Der Autor dieses Beitrags, seit sieben Jahren ZEIT-Redakteur, ist Schweizer. Sein Blick auf die Bundesrepublik ist wohlwollender als das Urteil der einheimischen Kritiker.

Von Roger de Weck

Die Briten, die Franzosen, die Spanier, die Italiener – sie kennen die Zukunft ihres Landes. Im Lauf der Zeit wird sich Großbritannien verändern, aber nicht verwandeln. Das wechselhafte Frankreich wird wie eh und je sich selber ähneln. Spanien wird Spanien bleiben. Italien wird sich bei aller Unstetigkeit die Treue halten.

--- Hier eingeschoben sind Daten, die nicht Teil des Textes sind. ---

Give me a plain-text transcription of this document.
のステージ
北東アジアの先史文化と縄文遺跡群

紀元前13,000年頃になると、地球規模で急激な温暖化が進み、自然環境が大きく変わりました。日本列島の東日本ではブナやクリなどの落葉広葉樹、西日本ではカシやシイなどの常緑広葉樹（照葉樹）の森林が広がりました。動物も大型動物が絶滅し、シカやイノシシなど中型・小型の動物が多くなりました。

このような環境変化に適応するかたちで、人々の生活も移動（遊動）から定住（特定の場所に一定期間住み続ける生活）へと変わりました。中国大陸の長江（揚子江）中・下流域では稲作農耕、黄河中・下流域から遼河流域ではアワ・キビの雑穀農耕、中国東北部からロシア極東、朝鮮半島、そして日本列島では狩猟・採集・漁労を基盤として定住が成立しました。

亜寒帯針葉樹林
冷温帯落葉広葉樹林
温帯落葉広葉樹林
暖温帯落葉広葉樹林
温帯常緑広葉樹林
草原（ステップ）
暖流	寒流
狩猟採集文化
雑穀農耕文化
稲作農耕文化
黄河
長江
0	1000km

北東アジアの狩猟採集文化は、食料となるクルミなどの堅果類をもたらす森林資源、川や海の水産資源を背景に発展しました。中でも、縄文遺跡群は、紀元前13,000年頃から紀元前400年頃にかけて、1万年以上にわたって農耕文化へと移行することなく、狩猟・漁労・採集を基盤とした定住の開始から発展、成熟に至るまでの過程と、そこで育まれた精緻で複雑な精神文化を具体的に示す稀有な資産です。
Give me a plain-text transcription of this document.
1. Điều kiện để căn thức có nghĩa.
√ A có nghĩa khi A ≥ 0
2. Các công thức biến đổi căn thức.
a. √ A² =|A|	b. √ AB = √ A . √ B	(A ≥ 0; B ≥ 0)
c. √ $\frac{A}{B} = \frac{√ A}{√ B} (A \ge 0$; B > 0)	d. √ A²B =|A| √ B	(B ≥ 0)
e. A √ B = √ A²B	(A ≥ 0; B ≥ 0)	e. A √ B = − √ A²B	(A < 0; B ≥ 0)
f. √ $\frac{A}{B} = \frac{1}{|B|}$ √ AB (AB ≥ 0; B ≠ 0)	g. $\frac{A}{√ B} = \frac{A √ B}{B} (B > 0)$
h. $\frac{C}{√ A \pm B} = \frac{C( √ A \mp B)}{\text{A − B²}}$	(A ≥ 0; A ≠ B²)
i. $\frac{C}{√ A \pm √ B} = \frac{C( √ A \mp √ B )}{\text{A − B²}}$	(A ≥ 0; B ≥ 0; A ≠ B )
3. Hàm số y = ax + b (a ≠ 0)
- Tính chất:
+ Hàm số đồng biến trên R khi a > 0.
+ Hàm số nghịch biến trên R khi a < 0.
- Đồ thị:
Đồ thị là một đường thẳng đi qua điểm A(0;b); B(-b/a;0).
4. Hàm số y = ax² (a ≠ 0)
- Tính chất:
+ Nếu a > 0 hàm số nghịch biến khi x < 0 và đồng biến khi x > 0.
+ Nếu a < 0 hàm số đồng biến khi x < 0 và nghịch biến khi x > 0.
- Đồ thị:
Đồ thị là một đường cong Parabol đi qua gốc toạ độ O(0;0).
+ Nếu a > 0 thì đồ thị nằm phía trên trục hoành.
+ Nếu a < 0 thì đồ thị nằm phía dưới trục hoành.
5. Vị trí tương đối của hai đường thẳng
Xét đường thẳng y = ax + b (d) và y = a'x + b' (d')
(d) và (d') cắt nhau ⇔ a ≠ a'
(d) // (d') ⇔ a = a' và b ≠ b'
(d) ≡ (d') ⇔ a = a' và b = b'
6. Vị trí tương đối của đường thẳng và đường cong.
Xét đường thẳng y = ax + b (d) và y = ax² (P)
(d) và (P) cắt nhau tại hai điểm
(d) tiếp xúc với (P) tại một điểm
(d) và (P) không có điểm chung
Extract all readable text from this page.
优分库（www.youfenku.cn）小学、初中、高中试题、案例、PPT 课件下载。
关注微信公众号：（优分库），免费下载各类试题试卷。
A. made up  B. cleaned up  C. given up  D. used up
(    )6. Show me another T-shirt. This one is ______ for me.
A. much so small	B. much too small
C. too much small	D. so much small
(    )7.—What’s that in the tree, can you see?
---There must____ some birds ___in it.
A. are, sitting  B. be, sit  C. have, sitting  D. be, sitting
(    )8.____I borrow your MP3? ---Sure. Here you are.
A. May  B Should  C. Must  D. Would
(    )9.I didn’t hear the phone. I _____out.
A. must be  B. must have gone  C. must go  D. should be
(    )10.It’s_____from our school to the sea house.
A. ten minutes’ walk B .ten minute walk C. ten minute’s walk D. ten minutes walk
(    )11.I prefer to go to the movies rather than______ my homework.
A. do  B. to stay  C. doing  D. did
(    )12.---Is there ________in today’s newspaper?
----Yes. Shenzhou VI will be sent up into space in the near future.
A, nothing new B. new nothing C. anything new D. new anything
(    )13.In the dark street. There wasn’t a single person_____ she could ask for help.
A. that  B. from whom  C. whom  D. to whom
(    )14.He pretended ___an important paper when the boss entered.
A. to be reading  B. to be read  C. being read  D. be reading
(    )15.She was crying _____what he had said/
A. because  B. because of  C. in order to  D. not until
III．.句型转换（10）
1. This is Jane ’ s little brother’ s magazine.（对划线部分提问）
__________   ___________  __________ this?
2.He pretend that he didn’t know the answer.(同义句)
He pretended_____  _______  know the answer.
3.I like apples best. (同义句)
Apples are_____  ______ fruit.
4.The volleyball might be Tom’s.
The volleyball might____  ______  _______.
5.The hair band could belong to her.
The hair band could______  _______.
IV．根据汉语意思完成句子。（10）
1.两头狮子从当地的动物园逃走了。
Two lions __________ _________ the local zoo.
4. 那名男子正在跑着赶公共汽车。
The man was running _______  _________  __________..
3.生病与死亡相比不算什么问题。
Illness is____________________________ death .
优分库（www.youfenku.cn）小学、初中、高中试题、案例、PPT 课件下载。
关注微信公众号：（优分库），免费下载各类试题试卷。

Darin liegt der Unterschied zwischen der Bundesrepublik und allen anderen westeuropäischen Staaten: Der Rahmen der Nation ist nicht abgesteckt, geschweige denn festgefügt. Hierzulande kann niemand erahnen, welche Verhältnisse in zwei, fünf oder zehn Jahren herrschen werden. Niemand wußte vor zehn, fünf oder auch nur zwei Wochen, daß die Bundesrepublik so aussehen würde, wie sie jetzt aussieht. Da waren die Hoffnungen auf "Wandel durch Annäherung" bitter enttäuscht worden, und plötzlich brach die große Annäherung aus.

Neue Zeiten prägen bereits das Straßenbild: Die Trabis sind da und setzen allenthalben ihre Duftmarke; die Menschen sind da, andere Deutsche aus dem anderen Deutschland; die Läden bleiben offen, das Pflaster lebt auf. Und drinnen, in ihren Wohnstuben, sind es nun die Westdeutschen, die allabendlich, wo sie dies technisch können, vor dem Fernseher Republikflucht begehen und ihren Heißhunger nach Bildern von drüben stillen.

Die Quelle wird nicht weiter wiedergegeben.